A month ago, we talked about how deniers were clutching their pearls over an obviously satirical suggestion from a Swedish scientist that cannibalism is the next big climate solution.
Last week, right-wing media launched a deliberate campaign of disinformation when a supposed climate activist disrupted a town hall Alexandria Ocasio-Cortez was holding by calling for people to eat children. AOC, to her credit, treated the (pretending to be) emotionally distraught woman with compassion and in good faith, talking her down and later tweeting about the need to be empathetic with people potentially struggling with a mental health crisis.
But of course, it wasn’t a real climate activist making a genuine call to embrace the Hansel and Gretal diet. The person was a member of LaRouchePAC, a “putting the cult in cult of personality” sort of fringe conspiracy-theory embracing group who has been pulling similar stunts elsewhere for decades now. (Its work feeds into the dangerous existing conspiracy theory on the right that Democrats eat children.)
No one should be surprised by this.

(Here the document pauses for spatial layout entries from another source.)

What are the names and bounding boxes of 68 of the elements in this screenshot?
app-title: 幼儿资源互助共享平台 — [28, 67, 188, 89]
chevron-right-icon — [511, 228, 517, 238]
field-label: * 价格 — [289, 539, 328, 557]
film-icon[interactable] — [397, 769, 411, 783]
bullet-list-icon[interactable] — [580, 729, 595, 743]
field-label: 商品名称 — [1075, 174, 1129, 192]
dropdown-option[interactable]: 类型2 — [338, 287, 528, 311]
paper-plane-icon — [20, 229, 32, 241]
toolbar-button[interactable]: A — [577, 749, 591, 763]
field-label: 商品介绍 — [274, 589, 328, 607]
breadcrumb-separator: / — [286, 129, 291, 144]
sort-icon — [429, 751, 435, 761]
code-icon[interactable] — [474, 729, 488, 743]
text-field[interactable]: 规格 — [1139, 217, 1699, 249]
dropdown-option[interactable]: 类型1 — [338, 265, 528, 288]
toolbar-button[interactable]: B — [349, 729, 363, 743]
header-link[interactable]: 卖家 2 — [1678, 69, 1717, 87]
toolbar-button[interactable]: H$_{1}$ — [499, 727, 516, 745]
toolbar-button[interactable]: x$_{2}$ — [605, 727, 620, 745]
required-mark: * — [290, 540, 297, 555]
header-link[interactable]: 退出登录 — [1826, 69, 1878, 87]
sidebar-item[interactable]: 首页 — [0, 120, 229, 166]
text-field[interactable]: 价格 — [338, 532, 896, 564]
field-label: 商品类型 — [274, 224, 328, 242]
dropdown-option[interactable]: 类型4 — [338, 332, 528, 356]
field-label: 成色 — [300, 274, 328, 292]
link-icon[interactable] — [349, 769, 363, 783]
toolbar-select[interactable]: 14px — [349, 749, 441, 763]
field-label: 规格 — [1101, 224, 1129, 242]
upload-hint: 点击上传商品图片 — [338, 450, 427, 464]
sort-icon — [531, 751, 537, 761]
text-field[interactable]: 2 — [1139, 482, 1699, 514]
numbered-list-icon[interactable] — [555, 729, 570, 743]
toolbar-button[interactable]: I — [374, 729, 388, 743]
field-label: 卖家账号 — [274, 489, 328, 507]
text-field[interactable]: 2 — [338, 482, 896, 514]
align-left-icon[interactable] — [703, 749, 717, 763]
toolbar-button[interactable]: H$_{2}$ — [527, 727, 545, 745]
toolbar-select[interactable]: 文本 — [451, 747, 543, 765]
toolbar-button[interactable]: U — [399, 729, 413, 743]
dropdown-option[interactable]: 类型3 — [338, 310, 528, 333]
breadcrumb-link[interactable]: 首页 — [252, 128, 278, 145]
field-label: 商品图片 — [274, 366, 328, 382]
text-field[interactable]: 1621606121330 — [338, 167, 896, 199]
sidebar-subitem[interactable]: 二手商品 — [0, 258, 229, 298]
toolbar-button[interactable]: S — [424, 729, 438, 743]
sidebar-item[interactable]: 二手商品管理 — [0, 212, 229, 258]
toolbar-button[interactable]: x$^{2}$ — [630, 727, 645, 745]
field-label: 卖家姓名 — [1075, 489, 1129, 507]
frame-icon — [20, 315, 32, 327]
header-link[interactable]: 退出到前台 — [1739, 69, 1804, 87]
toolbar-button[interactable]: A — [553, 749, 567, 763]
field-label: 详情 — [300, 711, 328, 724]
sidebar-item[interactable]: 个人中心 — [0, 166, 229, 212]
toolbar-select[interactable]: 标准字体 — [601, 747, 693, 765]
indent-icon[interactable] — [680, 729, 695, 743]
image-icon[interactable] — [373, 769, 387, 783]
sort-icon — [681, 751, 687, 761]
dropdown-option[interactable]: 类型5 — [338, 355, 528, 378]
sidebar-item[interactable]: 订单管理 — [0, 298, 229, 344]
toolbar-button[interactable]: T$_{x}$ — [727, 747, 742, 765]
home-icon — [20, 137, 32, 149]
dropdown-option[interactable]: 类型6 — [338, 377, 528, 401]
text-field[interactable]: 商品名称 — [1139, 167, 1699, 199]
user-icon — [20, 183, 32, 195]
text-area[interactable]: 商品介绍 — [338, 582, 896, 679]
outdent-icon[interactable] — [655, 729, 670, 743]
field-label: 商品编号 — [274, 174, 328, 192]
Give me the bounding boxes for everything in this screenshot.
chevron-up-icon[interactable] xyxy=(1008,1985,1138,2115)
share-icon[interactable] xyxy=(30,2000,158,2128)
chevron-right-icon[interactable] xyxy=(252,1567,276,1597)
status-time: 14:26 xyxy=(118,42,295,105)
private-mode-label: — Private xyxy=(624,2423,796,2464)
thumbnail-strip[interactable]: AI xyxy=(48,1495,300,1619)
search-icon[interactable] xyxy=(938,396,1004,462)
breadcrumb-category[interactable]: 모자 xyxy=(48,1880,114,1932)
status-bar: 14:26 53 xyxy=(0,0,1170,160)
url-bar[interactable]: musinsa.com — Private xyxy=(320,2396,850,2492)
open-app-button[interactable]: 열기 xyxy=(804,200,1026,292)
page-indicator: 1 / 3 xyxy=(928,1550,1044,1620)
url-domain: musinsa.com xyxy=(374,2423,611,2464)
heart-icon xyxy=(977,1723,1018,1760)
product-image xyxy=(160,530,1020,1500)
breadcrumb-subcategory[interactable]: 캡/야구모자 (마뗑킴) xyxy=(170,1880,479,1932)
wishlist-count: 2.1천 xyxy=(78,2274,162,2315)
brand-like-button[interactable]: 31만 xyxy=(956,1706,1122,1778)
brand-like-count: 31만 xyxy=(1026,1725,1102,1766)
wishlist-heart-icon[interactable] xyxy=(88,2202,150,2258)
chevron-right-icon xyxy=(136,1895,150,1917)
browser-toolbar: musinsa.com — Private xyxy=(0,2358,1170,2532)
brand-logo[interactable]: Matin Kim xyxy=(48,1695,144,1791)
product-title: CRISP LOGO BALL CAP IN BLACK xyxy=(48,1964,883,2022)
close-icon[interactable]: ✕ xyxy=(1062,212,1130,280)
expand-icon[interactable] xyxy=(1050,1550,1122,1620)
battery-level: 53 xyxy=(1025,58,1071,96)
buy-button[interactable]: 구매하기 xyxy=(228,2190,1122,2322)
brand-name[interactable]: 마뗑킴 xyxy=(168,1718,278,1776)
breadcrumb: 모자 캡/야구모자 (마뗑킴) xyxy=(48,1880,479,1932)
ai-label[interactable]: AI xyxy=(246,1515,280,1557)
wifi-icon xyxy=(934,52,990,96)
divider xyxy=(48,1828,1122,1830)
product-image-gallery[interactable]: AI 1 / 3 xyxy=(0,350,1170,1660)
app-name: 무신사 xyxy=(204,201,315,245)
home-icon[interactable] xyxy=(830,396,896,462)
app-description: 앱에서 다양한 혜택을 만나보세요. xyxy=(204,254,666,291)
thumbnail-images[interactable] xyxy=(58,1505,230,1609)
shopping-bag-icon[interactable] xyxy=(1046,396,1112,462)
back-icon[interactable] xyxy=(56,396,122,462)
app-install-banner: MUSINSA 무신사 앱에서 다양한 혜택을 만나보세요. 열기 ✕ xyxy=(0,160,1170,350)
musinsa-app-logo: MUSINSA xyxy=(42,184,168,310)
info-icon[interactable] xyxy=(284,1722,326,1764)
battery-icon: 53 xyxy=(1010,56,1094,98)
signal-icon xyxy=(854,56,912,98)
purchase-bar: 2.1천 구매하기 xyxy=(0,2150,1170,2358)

Indeed, even many deniers and right-wingers immediately recognized that the outburst was, as CliScep’s Paul Matthews wrote, “a piss-take based on Jonathan Swift’s Modest Proposal.” The Daily Caller ran three different stories about it, but to their credit, two of them added an editor’s note that it was a set-up, and that was the subject of the third story.
But the damage was already done--and not everyone was forthcoming with the fact that this was a set-up. Donald Trump Jr. tweeted a clip of the outnburst, which was quote-tweeted by the President of the United States who called AOC a “Wack Job.” (Better that than “a criminal who betrays our country,” AOC replied.)
A key player in spreading the clip was the Daily Wire’s Ryan Saavedra, whom absolutely no one should take seriously given his history of bouncing between conservative conspiracy-theory sites like Gateway Pundit to Brietbart to the Daily Caller--he’s apparently unable to keep a job due to his serial plagiarism and islamophobia. But being too garbage for even the worst of conservative media means one is perfectly suited for a job at the Daily Wire, where Saavedra managed to write three different stories on the saga by Friday. Despite the fact that other outlets managed to include the relevant detail that this was a far-right hoax, Saavedra’s multiple stories just couldn’t seem to find room for that.
The clip even made it to Tucker Carlson’s show. Of course, Carlson commented that “we don’t know” if the outburst was trolling or satire, and it could be someone who “believes the rhetoric.” Carlson’s larger issue, though, was with AOC for not saying “No, we shouldn’t eat babies.”
And that’s really the whole point of exercises like these. If AOC had said “don’t eat babies,” then of course the right would run clips of that all the time. Like a certain old tweet, it would be hysterical. Still, even without the big payoff, the right had a story to spin.
For people like Saavedra, LaRouchePAC and the Trumps, and of course for any cult, the truth is not the point. Destroying the truth is their aim. Truth, reality, facts--these are all just norms to be discarded in their very deliberate effort to pull their followers away from objective reality and into the parallel universe where AOC wants us to eat babies, Nazis are fine people, you can’t say “Merry Christmas,” and white Americans are threatened by an immigrant invasion.
And sure enough, by Friday afternoon Saavedra had moved on from spreading a conspiracy theory about AOC, to retweeting rightwing spin about Trump’s Ukraine conspiracy theory.